Unsure about how to write a CV? Here we provide some tips and pointers on how to create a document which represents you in the best way possible to prospective employers.
When creating a CV, the main thing to remember is that you must allow yourself plenty of time, as it requires a good level of focus to ensure that everything is double checked for spelling mistakes, grammatical errors, bad formatting and inconsistency.
Missing this vital stage and submitting a CV packed with errors could prevent you from being invited for an interview, no matter how experienced you are. Remember: you want to stand out from everyone else, and first impressions count!

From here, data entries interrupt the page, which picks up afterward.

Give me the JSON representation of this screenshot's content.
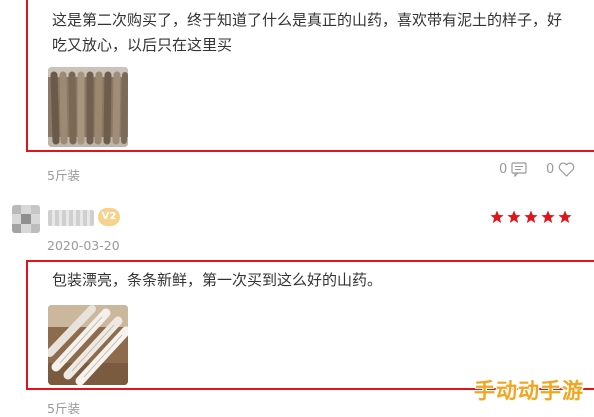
{
  "reviews": [
    {
      "text": "这是第二次购买了，终于知道了什么是真正的山药，喜欢带有泥土的样子，好吃又放心，以后只在这里买",
      "spec": "5斤装",
      "comment_count": "0",
      "like_count": "0",
      "photo_icon": "yam-photo"
    },
    {
      "username": "用户",
      "badge": "V2",
      "rating": 5,
      "date": "2020-03-20",
      "text": "包装漂亮，条条新鲜，第一次买到这么好的山药。",
      "spec": "5斤装",
      "photo_icon": "packaged-yam-photo"
    }
  ],
  "colors": {
    "highlight_border": "#e0151b",
    "star": "#e0151b",
    "watermark": "#f2a51e"
  },
  "watermark": "手动动手游"
}
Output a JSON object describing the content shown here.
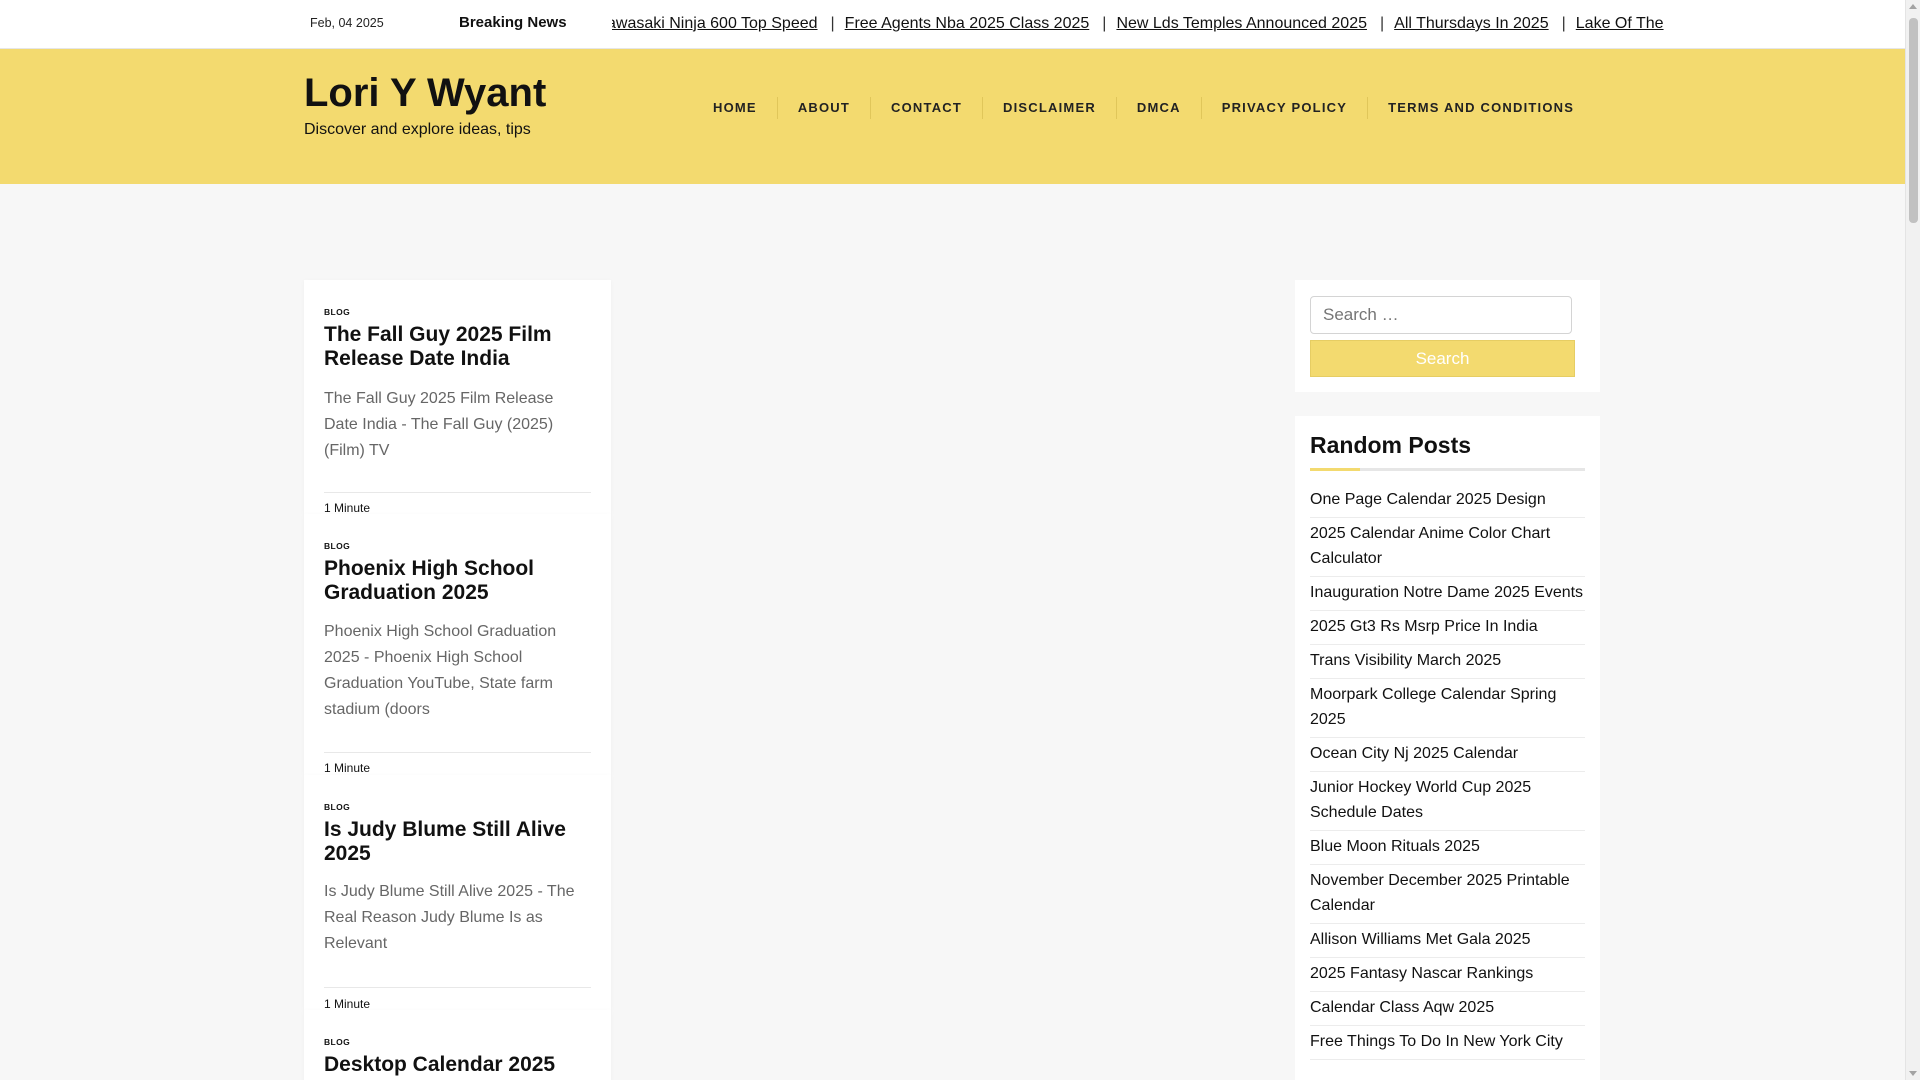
{
  "topbar": {
    "date": "Feb, 04 2025",
    "breaking_label": "Breaking News",
    "ticker": [
      "awasaki Ninja 600 Top Speed",
      "Free Agents Nba 2025 Class 2025",
      "New Lds Temples Announced 2025",
      "All Thursdays In 2025",
      "Lake Of The"
    ],
    "separator": "|"
  },
  "header": {
    "site_title": "Lori Y Wyant",
    "site_description": "Discover and explore ideas, tips",
    "background": "#f3da6f"
  },
  "nav": [
    "HOME",
    "ABOUT",
    "CONTACT",
    "DISCLAIMER",
    "DMCA",
    "PRIVACY POLICY",
    "TERMS AND CONDITIONS"
  ],
  "posts": [
    {
      "category": "BLOG",
      "title": "The Fall Guy 2025 Film Release Date India",
      "excerpt": "The Fall Guy 2025 Film Release Date India - The Fall Guy (2025) (Film) TV",
      "read_time": "1 Minute"
    },
    {
      "category": "BLOG",
      "title": "Phoenix High School Graduation 2025",
      "excerpt": "Phoenix High School Graduation 2025 - Phoenix High School Graduation YouTube, State farm stadium (doors",
      "read_time": "1 Minute"
    },
    {
      "category": "BLOG",
      "title": "Is Judy Blume Still Alive 2025",
      "excerpt": "Is Judy Blume Still Alive 2025 - The Real Reason Judy Blume Is as Relevant",
      "read_time": "1 Minute"
    },
    {
      "category": "BLOG",
      "title": "Desktop Calendar 2025"
    }
  ],
  "sidebar": {
    "search": {
      "placeholder": "Search …",
      "button_label": "Search"
    },
    "random_posts": {
      "title": "Random Posts",
      "items": [
        "One Page Calendar 2025 Design",
        "2025 Calendar Anime Color Chart Calculator",
        "Inauguration Notre Dame 2025 Events",
        "2025 Gt3 Rs Msrp Price In India",
        "Trans Visibility March 2025",
        "Moorpark College Calendar Spring 2025",
        "Ocean City Nj 2025 Calendar",
        "Junior Hockey World Cup 2025 Schedule Dates",
        "Blue Moon Rituals 2025",
        "November December 2025 Printable Calendar",
        "Allison Williams Met Gala 2025",
        "2025 Fantasy Nascar Rankings",
        "Calendar Class Aqw 2025",
        "Free Things To Do In New York City"
      ]
    }
  }
}
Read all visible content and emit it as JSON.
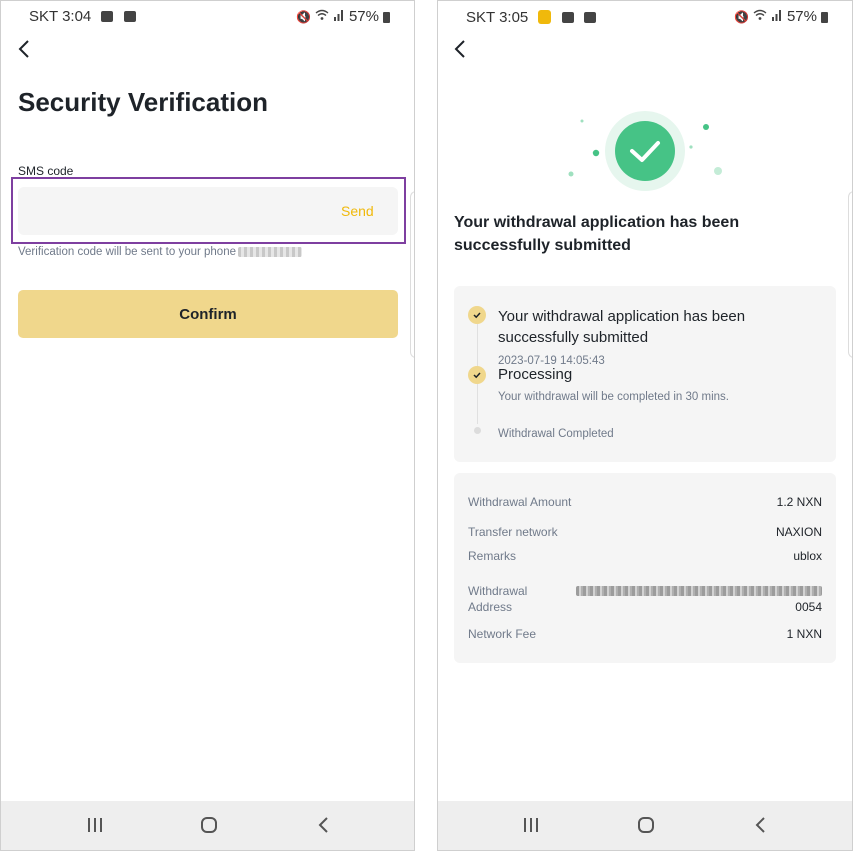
{
  "left": {
    "status": {
      "carrier_time": "SKT 3:04",
      "battery": "57%"
    },
    "title": "Security Verification",
    "sms_label": "SMS code",
    "sms_input": {
      "value": "",
      "placeholder": ""
    },
    "send_label": "Send",
    "hint": "Verification code will be sent to your phone",
    "confirm_label": "Confirm"
  },
  "right": {
    "status": {
      "carrier_time": "SKT 3:05",
      "battery": "57%"
    },
    "success_title": "Your withdrawal application has been successfully submitted",
    "timeline": [
      {
        "title": "Your withdrawal application has been successfully submitted",
        "sub": "2023-07-19 14:05:43",
        "done": true
      },
      {
        "title": "Processing",
        "sub": "Your withdrawal will be completed in 30 mins.",
        "done": true
      },
      {
        "title": "",
        "sub": "Withdrawal Completed",
        "done": false
      }
    ],
    "details": {
      "amount_label": "Withdrawal Amount",
      "amount_value": "1.2 NXN",
      "network_label": "Transfer network",
      "network_value": "NAXION",
      "remarks_label": "Remarks",
      "remarks_value": "ublox",
      "address_label_1": "Withdrawal",
      "address_label_2": "Address",
      "address_value_tail": "0054",
      "fee_label": "Network Fee",
      "fee_value": "1 NXN"
    }
  },
  "colors": {
    "accent": "#f0b90b",
    "confirm_bg": "#f0d78c",
    "success": "#2ebd85",
    "highlight": "#7e3fa0"
  },
  "icons": [
    "back-arrow-icon",
    "wifi-icon",
    "signal-icon",
    "battery-icon",
    "mute-icon",
    "check-icon",
    "recents-icon",
    "home-icon",
    "nav-back-icon"
  ]
}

These are our top tips for overcoming the most common errors we see in CVs:
1. Keep it short:
A CV should be no more than two A4 pages. Employers spend an average of eight seconds looking at each CV they come across, so don’t send them a long-winded essay as that’s a surefire way to end up on the ‘no’ pile.
2. Spelling mistakes and grammatical errors:
This is one of the most common mistakes made, so before submitting your CV and cover letter, you must always:
- use the spell checker on your computer, ensuring it is set to the correct language;
- print off your CV and cover letter and proof read, as you will find it easier to pick up on mistakes;
- read your CV aloud to highlight any glaring errors;
- and ask a friend or family member to proof read the document – a second pair of eyes is always useful.
Ensure all elements of your application are consistent. For example:
- ensure you are consistent in your use of abbreviations and capitals letters;
- use the same font and font size throughout your application;
- and don’t switch from writing in the first person to the third person, and vice versa. Write in the first person throughout.
4. The application is poorly formatted:
Formatting is often one of the first things a recruiter or hiring manager will notice. Here’s how to make the best first impression possible:
- keep your reader in mind – your application must be as easy to follow as possible. Therefore, avoid long paragraphs and break key information up using bullet points;
- avoid using logos and pictures on your CV. Not only are they unnecessary, but they can result in a poorly formatted CV;
- keep it simple: avoid the temptation to get carried away using backgrounds, borders or clipart;
- print the documents out to quickly flag formatting errors – this way, you will soon see if something doesn’t look quite right;
- and try and keep your CV in Microsoft Word as much as possible.
5. Tell the truth
Lies on your CV can land you in trouble, especially if your employers check your background and references. You may also be quizzed in your interview on what you have said, and if you can’t answer it will be an awkward and embarrassing moment for you.
6. Keep your CV current
A CV is a constant work in progress, and needs to be regularly updated to ensure it’s at its strongest. Even if you’ve been in the same role for years or aren’t ready to apply for new jobs, you regularly gain new skills, experiences and successes that should be reflected in your CV and online profiles.
By keeping your CV and online profiles up to date, you will have the ability to quickly apply for your dream job if it becomes available.
In summary, we strongly advise that you not only give yourself plenty of time to prepare your CV, but also ensure that you regularly review it and keep it current, so it’s ready to go in an instant.